Management of symptomatic osteoarthritis includes nonsteroidal anti-inflammatory drugs (NSAIDs), intra-articular corticosteroids, viscosupplementation, and ultimately total knee arthroplasty. In a well-executed, randomized, placebo-controlled trial, Huskisson and Donnelly have shown that viscosupplementation with a course of 5 weekly HA (Hyalgan) injections can relieve pain for 6 months and improve function for 4 months in relatively healthy patients with a mean age of 66 years. This study showed that the beneficial effect is at least as good as that achieved with NSAIDs but without the gastrointestinal side effects.

Whereas Hyalgan requires 5 injections (1), Hylan G-F 20 (Synvisc), another viscosupplementation agent, is effective after 3 weekly injections (2, 3). Findings show that courses of Synvisc injections can be repeated every 6 months and may thus provide several years of relief (3). The study by Huskisson and Donnelly showed that injection site pain and local reactions may occur in up to 30% of patients receiving Hyalgan, but such adverse effects are also common with placebo injections (1). The lateral approach with a straight knee results in the fewest problems (3).

The precise indications for viscosupplementation remain somewhat controversial, although patients with early arthritis and moderate symptoms seem to gain the most benefit from this intervention.

Hans J. Kreder, MD, MPH
University of Toronto
Sunnybrook and Women’s College Health Sciences CentreToronto, Ontario, Canada


1. Altman RD, Moskowitz R. Intraarticular sodium hyaluronate (Hyalgan) in the treatment of patients with osteoarthritis of the knee: a randomized clinical trial. Hyalgan Study Group. J Rheumatol. 1998;25:2203-12.

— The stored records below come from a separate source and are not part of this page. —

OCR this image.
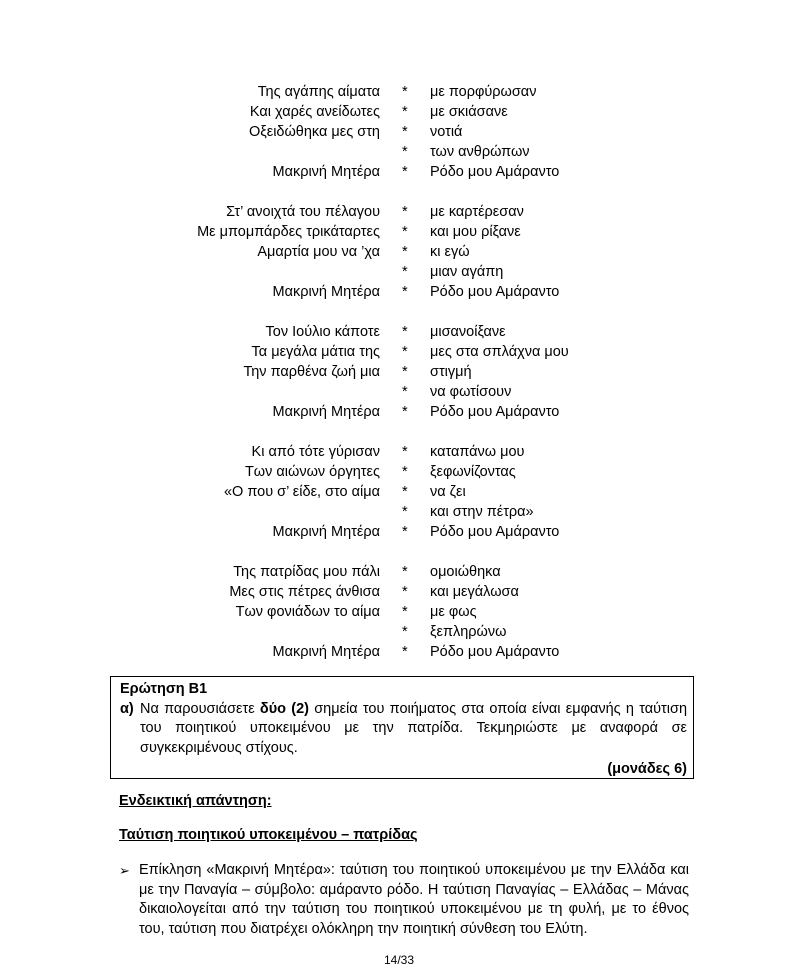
Της αγάπης αίματα * με πορφύρωσαν
Και χαρές ανείδωτες * με σκιάσανε
Οξειδώθηκα μες στη * νοτιά
* των ανθρώπων
Μακρινή Μητέρα * Ρόδο μου Αμάραντο
Στ’ ανοιχτά του πέλαγου * με καρτέρεσαν
Με μπομπάρδες τρικάταρτες * και μου ρίξανε
Αμαρτία μου να ’χα * κι εγώ
* μιαν αγάπη
Μακρινή Μητέρα * Ρόδο μου Αμάραντο
Τον Ιούλιο κάποτε * μισανοίξανε
Τα μεγάλα μάτια της * μες στα σπλάχνα μου
Την παρθένα ζωή μια * στιγμή
* να φωτίσουν
Μακρινή Μητέρα * Ρόδο μου Αμάραντο
Κι από τότε γύρισαν * καταπάνω μου
Των αιώνων όργητες * ξεφωνίζοντας
«Ο που σ’ είδε, στο αίμα * να ζει
* και στην πέτρα»
Μακρινή Μητέρα * Ρόδο μου Αμάραντο
Της πατρίδας μου πάλι * ομοιώθηκα
Μες στις πέτρες άνθισα * και μεγάλωσα
Των φονιάδων το αίμα * με φως
* ξεπληρώνω
Μακρινή Μητέρα * Ρόδο μου Αμάραντο
Ερώτηση Β1
α) Να παρουσιάσετε δύο (2) σημεία του ποιήματος στα οποία είναι εμφανής η ταύτιση του ποιητικού υποκειμένου με την πατρίδα. Τεκμηριώστε με αναφορά σε συγκεκριμένους στίχους.
(μονάδες 6)
Ενδεικτική απάντηση:
Ταύτιση ποιητικού υποκειμένου – πατρίδας
➢ Επίκληση «Μακρινή Μητέρα»: ταύτιση του ποιητικού υποκειμένου με την Ελλάδα και με την Παναγία – σύμβολο: αμάραντο ρόδο. Η ταύτιση Παναγίας – Ελλάδας – Μάνας δικαιολογείται από την ταύτιση του ποιητικού υποκειμένου με τη φυλή, με το έθνος του, ταύτιση που διατρέχει ολόκληρη την ποιητική σύνθεση του Ελύτη.
14/33
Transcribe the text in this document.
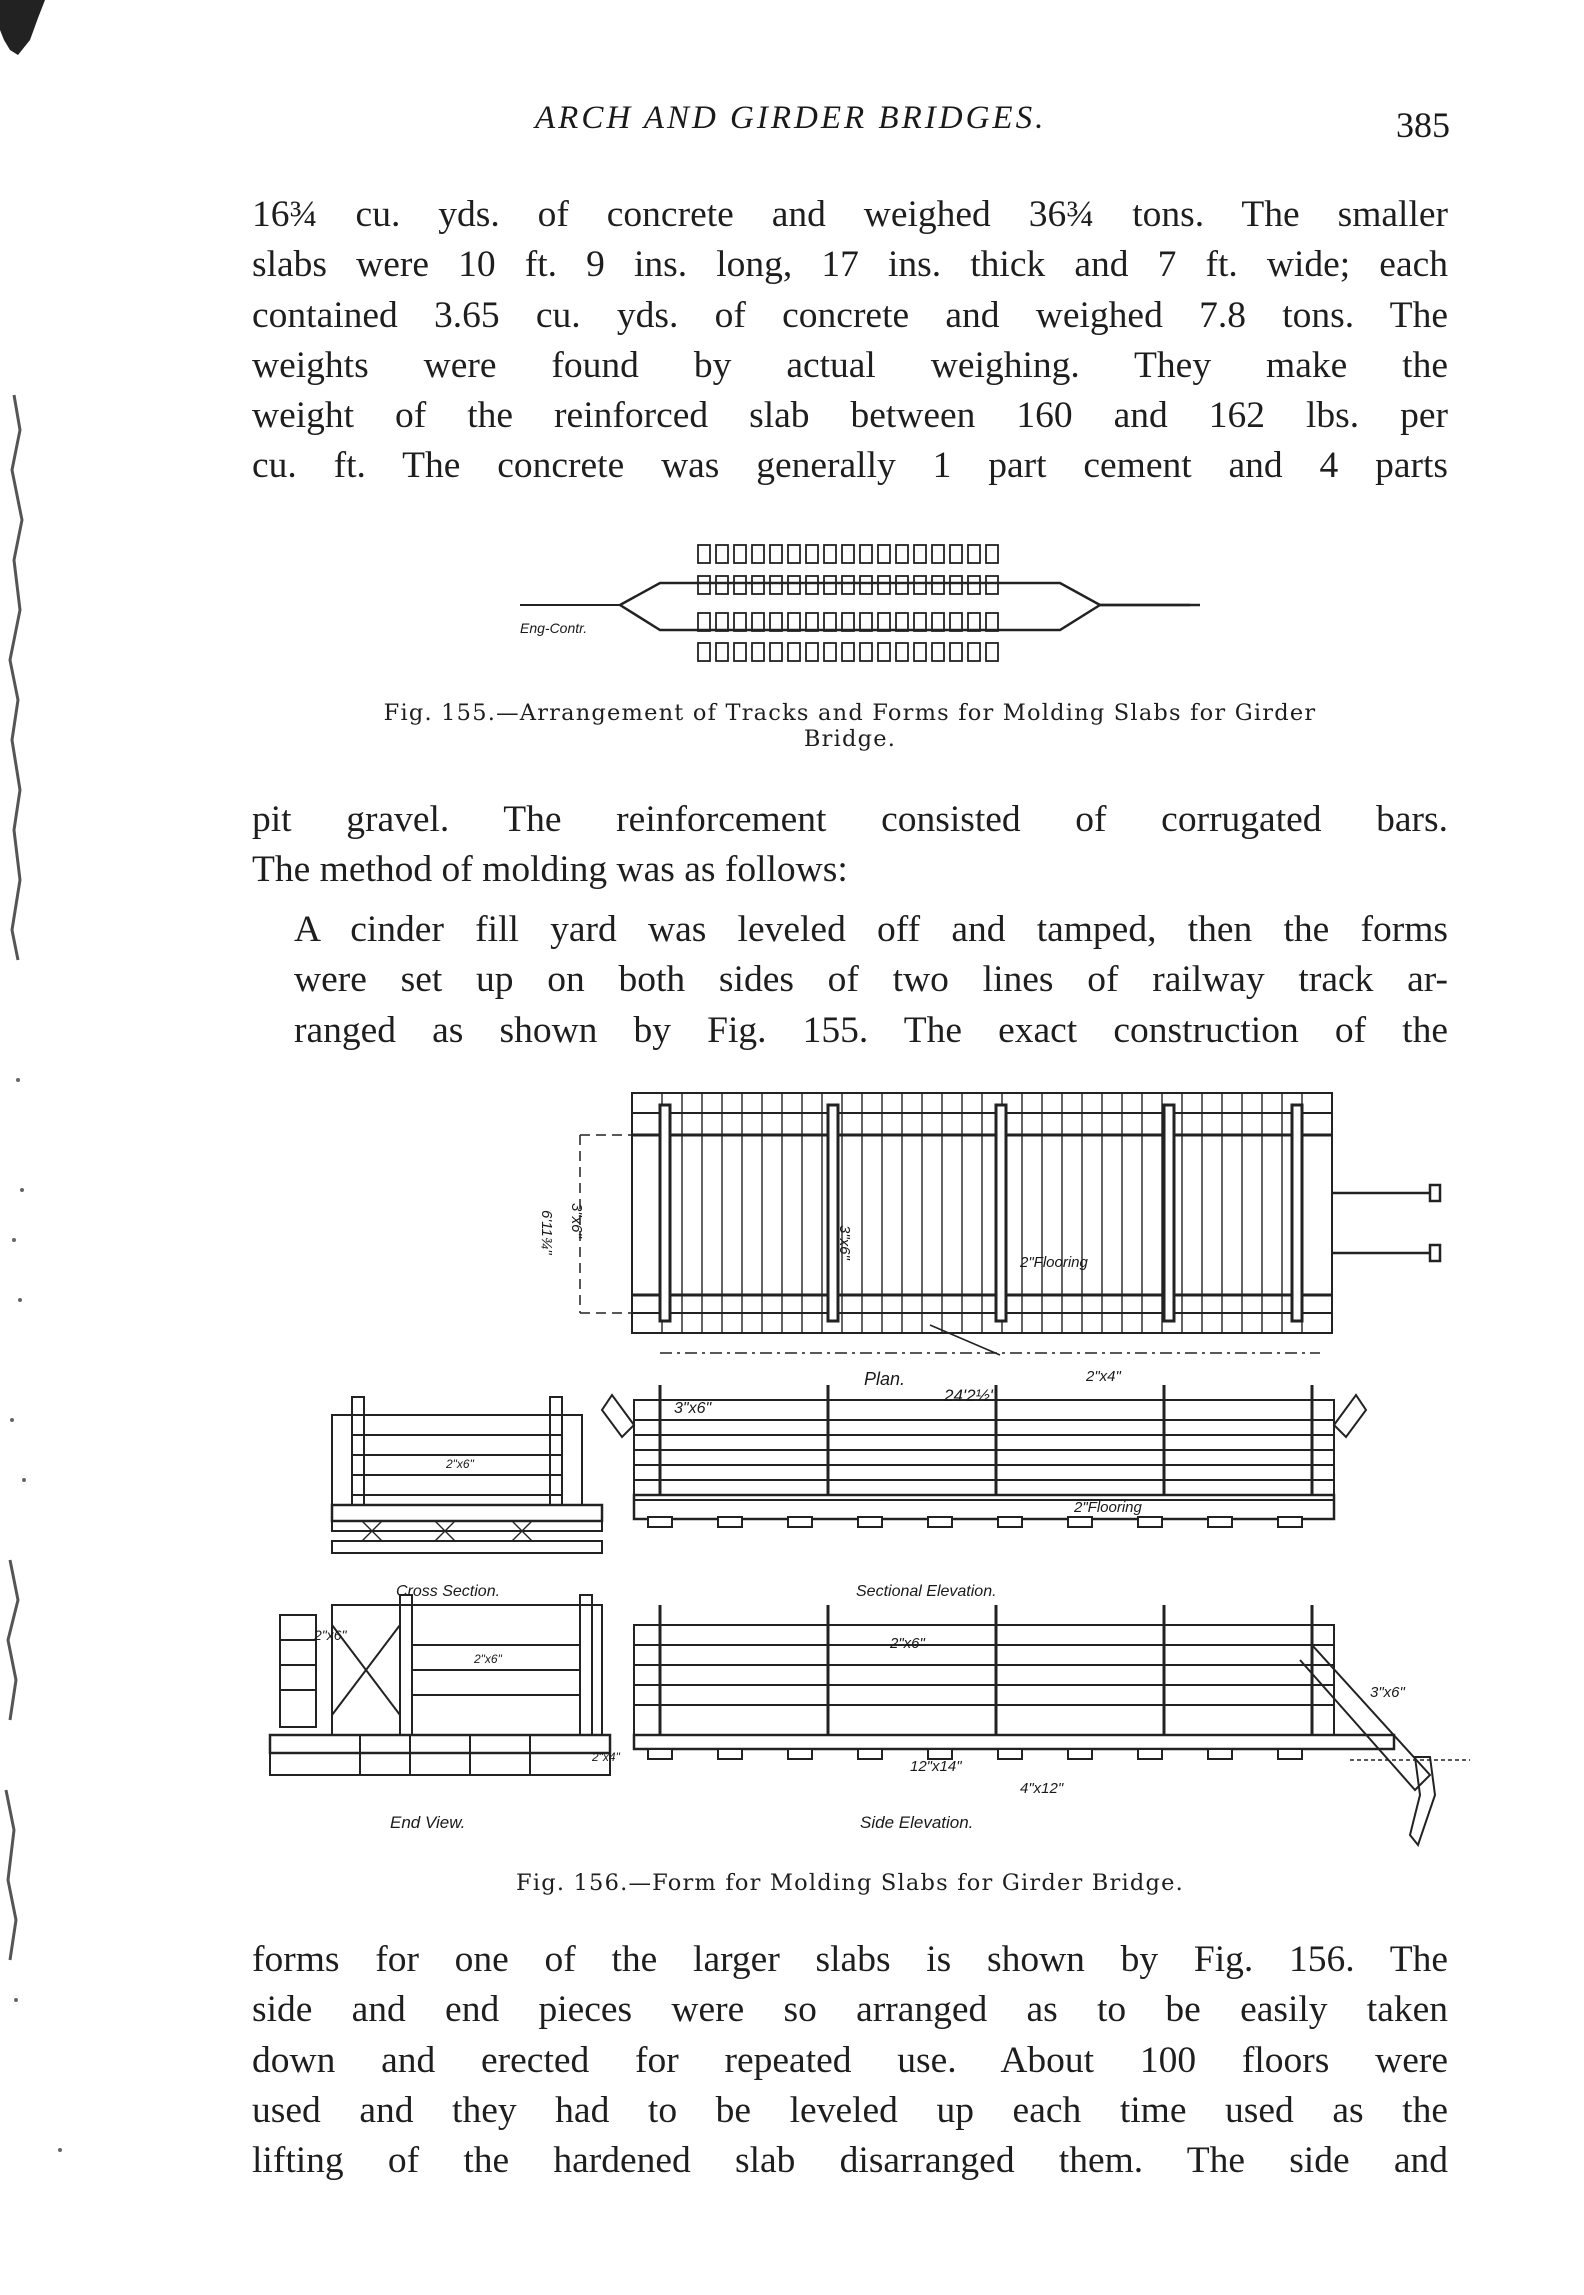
ARCH AND GIRDER BRIDGES.	385

16¾ cu. yds. of concrete and weighed 36¾ tons. The smaller
slabs were 10 ft. 9 ins. long, 17 ins. thick and 7 ft. wide; each
contained 3.65 cu. yds. of concrete and weighed 7.8 tons. The
weights were found by actual weighing. They make the
weight of the reinforced slab between 160 and 162 lbs. per
cu. ft. The concrete was generally 1 part cement and 4 parts

Eng-Contr.
Fig. 155.—Arrangement of Tracks and Forms for Molding Slabs for Girder
Bridge.

pit gravel. The reinforcement consisted of corrugated bars.
The method of molding was as follows:

A cinder fill yard was leveled off and tamped, then the forms
were set up on both sides of two lines of railway track ar-
ranged as shown by Fig. 155. The exact construction of the

6'11¾" 3"x6"
3"x6"
2"Flooring
Plan.
24'2½"
2"x4"
3"x6"
2"x6"
2"Flooring
Cross Section.	Sectional Elevation.
2"x6"
2"x6"
2"x4"
2"x6"
3"x6"
12"x14"
4"x12"
End View.	Side Elevation.
Fig. 156.—Form for Molding Slabs for Girder Bridge.

forms for one of the larger slabs is shown by Fig. 156. The
side and end pieces were so arranged as to be easily taken
down and erected for repeated use. About 100 floors were
used and they had to be leveled up each time used as the
lifting of the hardened slab disarranged them. The side and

2. Adams ME, Atkinson MH, Lussier AJ, et al. The role of viscosupplementation with Hylan G-F 20 (Synvisc) in the treatment of osteoarthritis of the knee: a Canadian multicenter trial comparing Hylan G-F 20 alone, Hylan G-F 20 with non-steroidal anti-inflammatory drugs (NSAIDs) and NSAIDs alone. Osteoarthritis Cartilage. 1995;3:213-25.

3. Lussier A, Cividino AA, McFarlane CA, et al. Viscosupplementation with hylan for the treatment of osteoarthritis: findings from clinical practice in Canada. J Rheumatol. 1996;23:1579-85.